'Response to Shareholder Activism and Issues in Institutional Investors' Voting Rights Exercise'
[Asia Economy Reporter Dongwoo Lee] As the revised Enforcement Decree of the Capital Markets Act, including the relaxation of the 5% rule, came into effect this month, concerns are rising that hedge funds could attack companies through short-term performance-focused shareholder activism. Accordingly, there are calls for institutional improvements such as strengthening the large shareholder reporting system.
The 5% rule refers to the large shareholder reporting system, which requires disclosure within five days when holding 5% or more of a listed company's shares or when there is a change of 1% or more in shareholding thereafter.
On the 11th, the Korea Economic Research Institute (KERI) under the Federation of Korean Industries commissioned Professor Emeritus Choi Junsun of Sungkyunkwan University School of Law to conduct a research report titled "Responses to Shareholder Activism and Issues in Institutional Investors' Exercise of Voting Rights." The report argued that the large shareholder reporting threshold should be lowered to 3%, and the disclosure obligation for institutional investors should be strengthened to require reporting within one day.

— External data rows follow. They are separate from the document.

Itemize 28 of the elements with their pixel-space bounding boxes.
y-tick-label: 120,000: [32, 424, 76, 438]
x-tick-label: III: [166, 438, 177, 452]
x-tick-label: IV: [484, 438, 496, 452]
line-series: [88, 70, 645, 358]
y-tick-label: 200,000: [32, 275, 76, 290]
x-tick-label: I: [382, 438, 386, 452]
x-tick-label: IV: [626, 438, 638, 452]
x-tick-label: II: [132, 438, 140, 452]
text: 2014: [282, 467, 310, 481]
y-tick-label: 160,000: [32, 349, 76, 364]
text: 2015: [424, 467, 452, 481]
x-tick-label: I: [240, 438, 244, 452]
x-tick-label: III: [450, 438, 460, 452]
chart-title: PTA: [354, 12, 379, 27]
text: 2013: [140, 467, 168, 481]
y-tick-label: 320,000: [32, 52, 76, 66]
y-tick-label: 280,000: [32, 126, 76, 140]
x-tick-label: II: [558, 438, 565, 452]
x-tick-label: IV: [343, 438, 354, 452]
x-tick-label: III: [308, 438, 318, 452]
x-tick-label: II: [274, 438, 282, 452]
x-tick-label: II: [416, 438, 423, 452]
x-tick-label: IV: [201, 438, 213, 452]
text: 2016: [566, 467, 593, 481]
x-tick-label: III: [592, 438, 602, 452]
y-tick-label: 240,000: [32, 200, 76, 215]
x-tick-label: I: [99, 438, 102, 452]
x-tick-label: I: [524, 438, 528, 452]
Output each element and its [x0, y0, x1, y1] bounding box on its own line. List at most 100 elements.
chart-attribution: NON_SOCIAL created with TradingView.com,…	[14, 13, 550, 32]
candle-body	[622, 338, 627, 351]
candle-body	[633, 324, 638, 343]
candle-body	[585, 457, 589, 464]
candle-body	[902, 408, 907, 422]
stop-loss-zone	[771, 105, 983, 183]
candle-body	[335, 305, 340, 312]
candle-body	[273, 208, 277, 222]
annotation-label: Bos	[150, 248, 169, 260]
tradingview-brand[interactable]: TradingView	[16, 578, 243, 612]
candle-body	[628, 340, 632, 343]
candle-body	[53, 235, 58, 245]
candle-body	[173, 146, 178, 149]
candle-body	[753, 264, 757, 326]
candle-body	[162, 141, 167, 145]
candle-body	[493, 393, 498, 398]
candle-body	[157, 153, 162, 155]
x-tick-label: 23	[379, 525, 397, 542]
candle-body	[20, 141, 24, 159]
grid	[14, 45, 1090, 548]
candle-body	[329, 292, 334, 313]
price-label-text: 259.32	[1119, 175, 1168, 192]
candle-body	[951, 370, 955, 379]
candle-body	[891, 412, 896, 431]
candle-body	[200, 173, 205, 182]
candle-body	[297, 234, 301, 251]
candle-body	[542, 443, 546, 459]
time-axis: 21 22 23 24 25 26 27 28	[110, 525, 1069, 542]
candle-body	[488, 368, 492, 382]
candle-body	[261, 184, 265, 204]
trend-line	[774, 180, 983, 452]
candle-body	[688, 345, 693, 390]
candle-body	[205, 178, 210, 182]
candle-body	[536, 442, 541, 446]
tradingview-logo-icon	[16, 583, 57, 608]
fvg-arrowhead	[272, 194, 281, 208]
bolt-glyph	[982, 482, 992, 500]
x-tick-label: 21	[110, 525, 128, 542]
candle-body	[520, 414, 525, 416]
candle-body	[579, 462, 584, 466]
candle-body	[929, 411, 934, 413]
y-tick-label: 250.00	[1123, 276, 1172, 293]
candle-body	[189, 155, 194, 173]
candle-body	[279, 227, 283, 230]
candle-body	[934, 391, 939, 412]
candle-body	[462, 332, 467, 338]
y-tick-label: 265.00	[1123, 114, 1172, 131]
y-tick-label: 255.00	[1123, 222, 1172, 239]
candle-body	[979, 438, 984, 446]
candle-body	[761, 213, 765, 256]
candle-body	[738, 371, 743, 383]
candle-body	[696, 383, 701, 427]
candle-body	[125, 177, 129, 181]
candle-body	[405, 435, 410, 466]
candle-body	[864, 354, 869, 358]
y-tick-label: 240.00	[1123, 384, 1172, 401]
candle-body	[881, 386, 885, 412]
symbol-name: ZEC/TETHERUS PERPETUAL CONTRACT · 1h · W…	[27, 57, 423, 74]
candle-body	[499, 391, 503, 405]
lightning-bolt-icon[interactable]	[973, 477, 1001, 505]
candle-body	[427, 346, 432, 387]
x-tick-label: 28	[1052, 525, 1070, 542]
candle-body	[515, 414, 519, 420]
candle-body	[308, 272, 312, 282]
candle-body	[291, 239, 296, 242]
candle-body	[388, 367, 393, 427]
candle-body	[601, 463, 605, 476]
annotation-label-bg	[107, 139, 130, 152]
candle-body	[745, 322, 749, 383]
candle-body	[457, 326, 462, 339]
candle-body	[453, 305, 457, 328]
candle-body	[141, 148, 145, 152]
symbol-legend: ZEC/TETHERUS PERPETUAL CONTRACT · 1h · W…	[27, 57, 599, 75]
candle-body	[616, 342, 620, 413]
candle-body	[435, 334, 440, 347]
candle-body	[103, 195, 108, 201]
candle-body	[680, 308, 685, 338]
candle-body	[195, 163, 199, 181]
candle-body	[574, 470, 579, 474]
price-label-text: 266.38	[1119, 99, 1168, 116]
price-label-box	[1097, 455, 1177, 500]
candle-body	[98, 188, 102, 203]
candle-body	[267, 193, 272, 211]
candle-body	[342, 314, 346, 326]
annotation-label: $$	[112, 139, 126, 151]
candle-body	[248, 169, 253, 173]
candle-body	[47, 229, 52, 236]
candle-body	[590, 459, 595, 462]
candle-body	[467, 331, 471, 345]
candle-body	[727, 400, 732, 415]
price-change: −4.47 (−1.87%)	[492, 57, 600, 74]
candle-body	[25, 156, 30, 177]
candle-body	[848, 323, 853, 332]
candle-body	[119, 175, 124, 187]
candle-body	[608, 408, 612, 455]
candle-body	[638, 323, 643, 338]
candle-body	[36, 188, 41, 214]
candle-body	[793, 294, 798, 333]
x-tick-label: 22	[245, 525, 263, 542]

KERI pointed out that while hedge fund activism can reduce agency costs between shareholders and management and potentially enhance shareholder value, it can also harm corporate sustainability and the interests of ordinary shareholders due to short-term performance focus.
KERI explained that hedge funds are targeting not unethical or legally problematic companies but rather high-quality companies with good profitability but relatively low dividend payout ratios and high cash holdings compared to the industry.
KERI ultimately judged that hedge funds' short-term performance focus damages companies' future sustainability and leads to reduced investment and employment. A representative example is DuPont, which, after hedge fund attacks, sharply cut research and development (R&D) investments and closed technology research centers to boost short-term stock prices through cost reductions, resulting in the loss of thousands of jobs.
There are also cases of artificial corporate restructuring. The activist fund Jana Partners pressured the management of Whole Foods in the U.S. to raise stock prices and subsequently sold the company to Amazon. Management replacements due to hedge fund demands have also occurred at GE, Ford Motor Company, US Steel, AIG, and Yahoo.
The report highlighted that the main stage of hedge fund activities is shifting to Asian markets, including Korea. According to JP Morgan, cases of management interventions in Asian companies increased more than tenfold from 2011 to 2018, exceeding twice the global average.
Professor Choi explained, "In Korea, among the 55 listed companies of the four major groups including Samsung Electronics, Hyundai Motor, and SK Hynix, 19 (35%) have higher foreign ownership than major shareholders, making them vulnerable to hedge funds. Since there are no defensive measures like dual-class shares or poison pills, companies defend management rights through treasury stock purchases."
A poison pill is a corporate defense mechanism that grants existing shareholders the right to purchase shares at a price much lower than market value in the event of hostile takeovers or management control infringement attempts.
Professor Choi claimed that including indirect treasury stock purchases through treasury stock trusts, companies spent 8.1 trillion KRW in 2017 and 3.6 trillion KRW in the first half of 2018 to buy back their own shares.
Professor Choi also noted that the recent increase in corporate dividends is not unrelated to the heightened external threats to management rights. He said, "Increasing dividend levels may be desirable in promoting stable long-term stock investments," but expressed concern that "in a situation where sluggish domestic demand and stagnant corporate facility investments are cited as main causes of delayed domestic economic recovery, treasury stock purchases and dividend expansions could undermine companies' long-term growth potential."
As a way to balance hedge funds' freedom of activity and the resulting side effects, Professor Choi advocated for "prohibiting coordinated voting" and "strengthening disclosure obligations."
Recently, hedge funds' attack tactics are called "wolf pack tactics" or "wolf pack activism." This refers to multiple hedge funds holding shares below the reporting threshold (10% in the U.S., 5% in Korea) to evade disclosure obligations and then suddenly attacking the target company together.
The report revealed that due to such wolf pack strategies, 343 U.S.-listed companies were attacked in 2015 alone, and 113 companies in the first half of 2016. Attacks in the Asian region increased tenfold in just seven years.
To prevent this, the report proposed prohibiting coordinated voting, changing the large shareholder reporting system to a 3% rule with reporting within one day, and strengthening disclosure obligations by stripping voting rights in case of violations. It also urged the introduction of corporate defense mechanisms such as dual-class shares and poison pills.
Professor Choi said, "The recent revisions to the Enforcement Decree of the Capital Markets Act and the Enforcement Decree of the National Pension Act were intended to facilitate shareholder rights exercises by the National Pension Service," but added, "The revised decrees have issues of violating higher laws, so legislative improvements are urgently needed."